How 2024 Differs From 2022
He said the “obvious” plan for Republicans, post-2022, is twofold: First, to ensure strict adherence to election rules with “squadrons of lawyers.” Second, to assemble “extensive mobilization organizations, especially in swing states, to get out the vote of those leaning or likely leaning toward the Republicans, but might not otherwise bother to vote,” he said.“I don’t know what McDaniel is doing about this, but I cannot imagine anything more important for the Republicans—especially after they were caught flat-footed in the midterm,” Campbell added.
Going into the 2024 contest, “Republicans need to raise a ton of money, allocate it to the right states (follow the Democrats), and spend it wisely to track down those who are inclined towards them,” Campbell wrote.

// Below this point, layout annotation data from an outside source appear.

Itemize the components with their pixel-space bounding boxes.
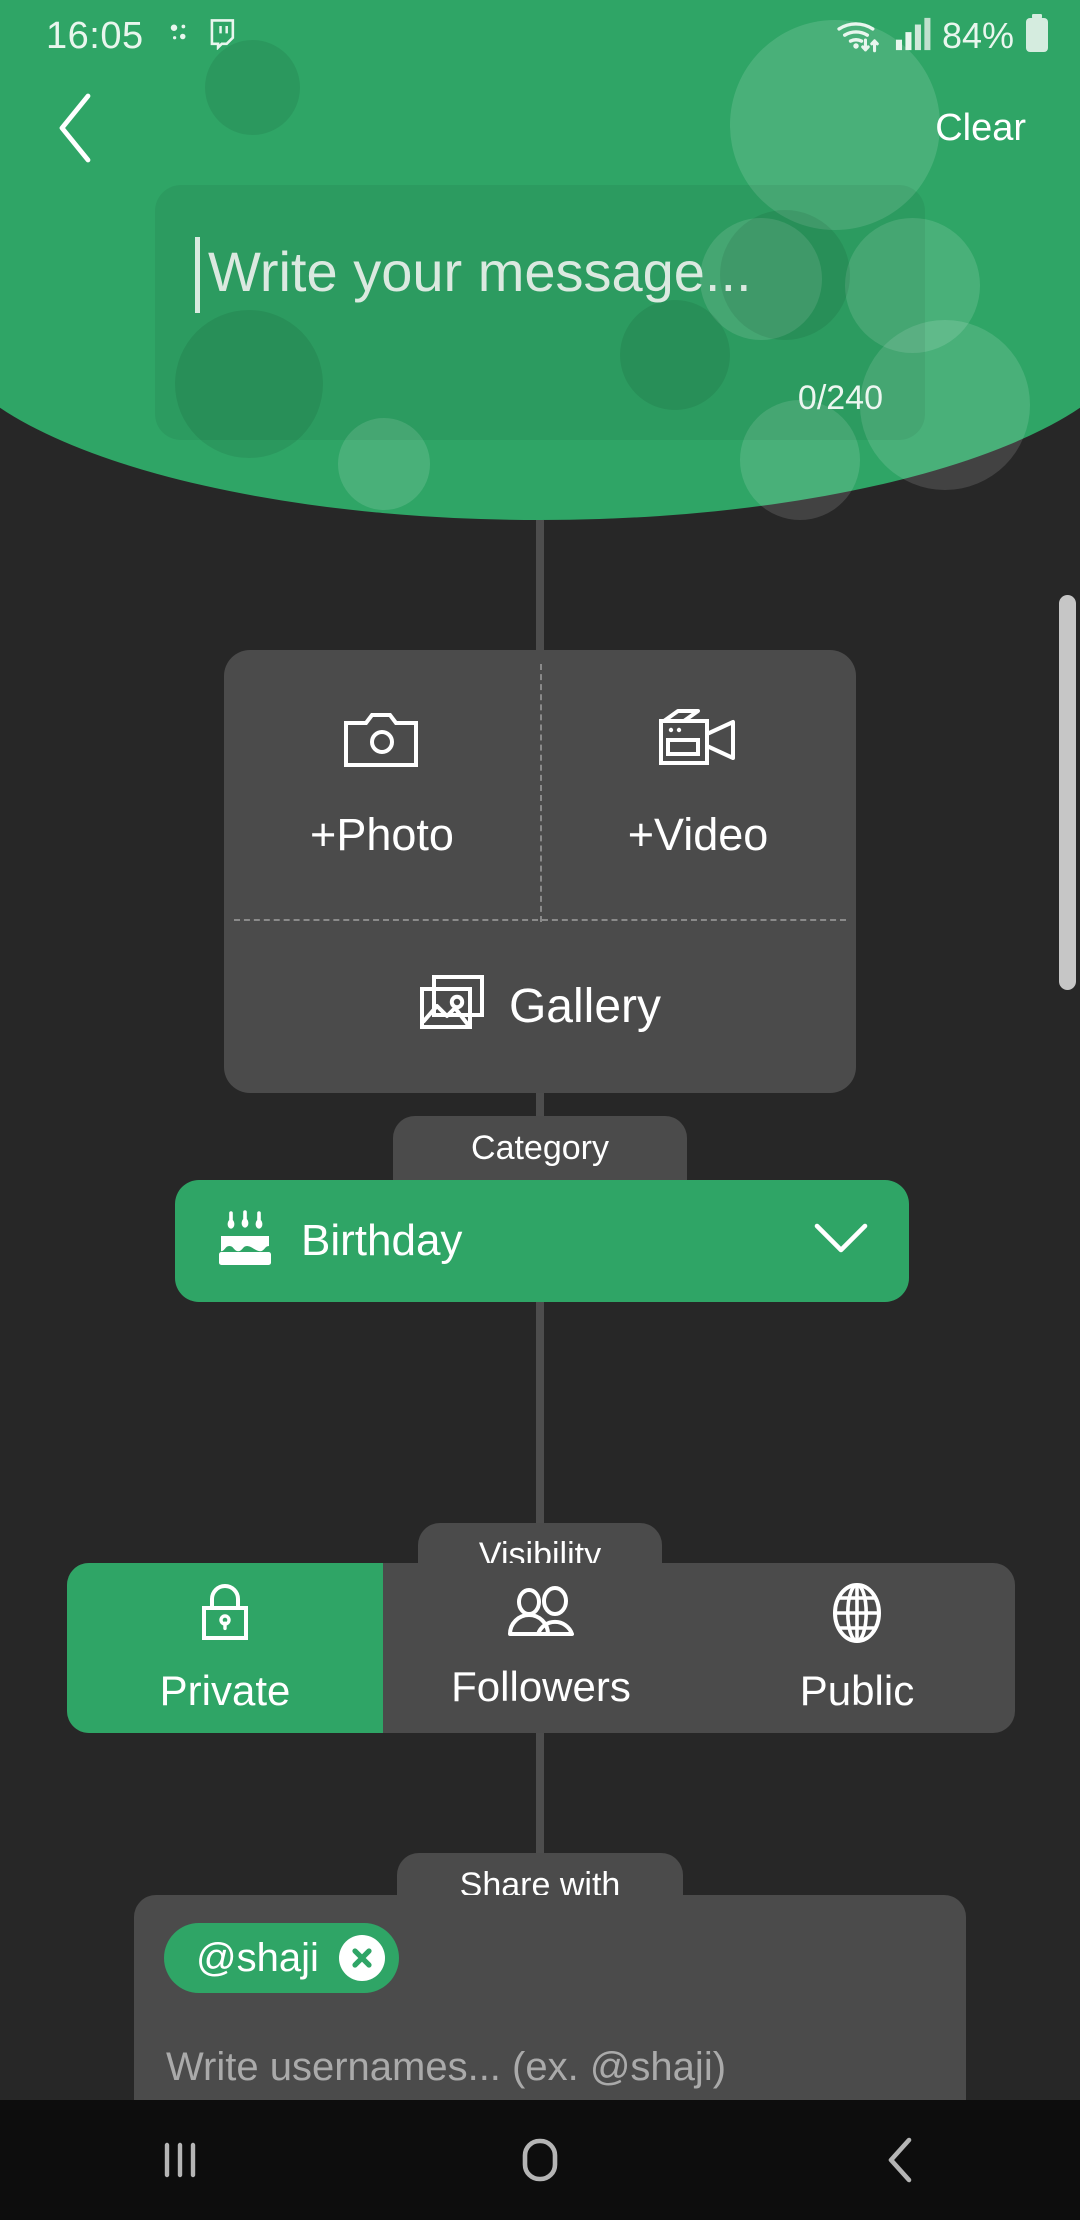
visibility-label-followers: Followers	[451, 1662, 631, 1710]
gallery-label: Gallery	[508, 979, 662, 1033]
close-icon[interactable]	[338, 1935, 385, 1981]
clear-button[interactable]: Clear	[923, 97, 1038, 160]
media-attach-card: +Photo +Video Gallery	[224, 650, 856, 1093]
char-counter: 0/240	[797, 379, 883, 417]
status-bar: 16:05 84%	[0, 0, 1080, 72]
visibility-label-public: Public	[799, 1666, 915, 1714]
share-chip-list: @shaji	[164, 1923, 936, 1993]
status-clock: 16:05	[46, 14, 144, 57]
snapchat-icon	[164, 19, 194, 54]
signal-icon	[894, 16, 932, 57]
media-divider-horizontal	[234, 919, 846, 921]
chevron-down-icon[interactable]	[813, 1222, 869, 1261]
visibility-option-private[interactable]: Private	[67, 1563, 383, 1733]
header-region: 16:05 84% Clear Write your message... 0/…	[0, 0, 1080, 520]
visibility-option-followers[interactable]: Followers	[383, 1563, 699, 1733]
people-icon	[507, 1585, 575, 1645]
visibility-label-private: Private	[159, 1666, 291, 1714]
message-composer[interactable]: Write your message... 0/240	[155, 185, 925, 440]
battery-icon	[1024, 13, 1050, 59]
gallery-button[interactable]: Gallery	[224, 919, 856, 1093]
add-photo-button[interactable]: +Photo	[224, 650, 540, 919]
add-photo-label: +Photo	[310, 809, 454, 860]
media-divider-vertical	[540, 664, 542, 922]
home-button[interactable]	[360, 2100, 720, 2220]
lock-icon	[197, 1582, 253, 1649]
twitch-icon	[208, 18, 238, 55]
category-tab-label: Category	[471, 1128, 609, 1167]
share-usernames-input[interactable]: Write usernames... (ex. @shaji)	[166, 2045, 726, 2090]
video-camera-icon	[658, 708, 738, 775]
category-section-tab: Category	[393, 1116, 687, 1180]
wifi-icon	[836, 14, 884, 59]
recents-button[interactable]	[0, 2100, 360, 2220]
back-button[interactable]	[40, 92, 112, 164]
system-nav-bar	[0, 2100, 1080, 2220]
battery-percent-label: 84%	[941, 15, 1014, 56]
add-video-label: +Video	[627, 809, 769, 860]
visibility-option-public[interactable]: Public	[699, 1563, 1015, 1733]
category-value: Birthday	[301, 1216, 463, 1265]
form-content: +Photo +Video Gallery Category Birthday …	[0, 520, 1080, 2100]
gallery-icon	[419, 974, 485, 1039]
visibility-options: Private Followers Public	[67, 1563, 1015, 1733]
birthday-cake-icon	[215, 1209, 275, 1273]
category-select[interactable]: Birthday	[175, 1180, 909, 1302]
add-video-button[interactable]: +Video	[540, 650, 856, 919]
globe-icon	[828, 1582, 886, 1649]
scrollbar-thumb[interactable]	[1059, 595, 1076, 990]
camera-icon	[343, 708, 421, 775]
text-cursor	[195, 237, 200, 313]
share-with-input-card[interactable]: @shaji Write usernames... (ex. @shaji)	[134, 1895, 966, 2100]
back-button-nav[interactable]	[720, 2100, 1080, 2220]
share-chip[interactable]: @shaji	[164, 1923, 399, 1993]
share-chip-name: @shaji	[196, 1935, 319, 1980]
message-placeholder: Write your message...	[208, 240, 752, 303]
header-nav-row: Clear	[0, 72, 1080, 184]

He thinks Democrats still have an advantage because “they have organizational structures that might be adapted to mobilization campaigns (unions, government workers, teachers, etc.).” Republicans are appealing to working-class and non-college-educated voters, segments of the population that are harder to reach en masse.
But at least some elements of the 2024 picture look more favorable for the GOP than they did in 2022, Campbell said.
“Democrats will be defending about twice as many [Senate] seats as Republicans,” he said.
“At this point, the Republican nomination seems likely to be the more divisive,” Campbell said, “but President Biden’s age and controversies may shake up that nomination process as well.”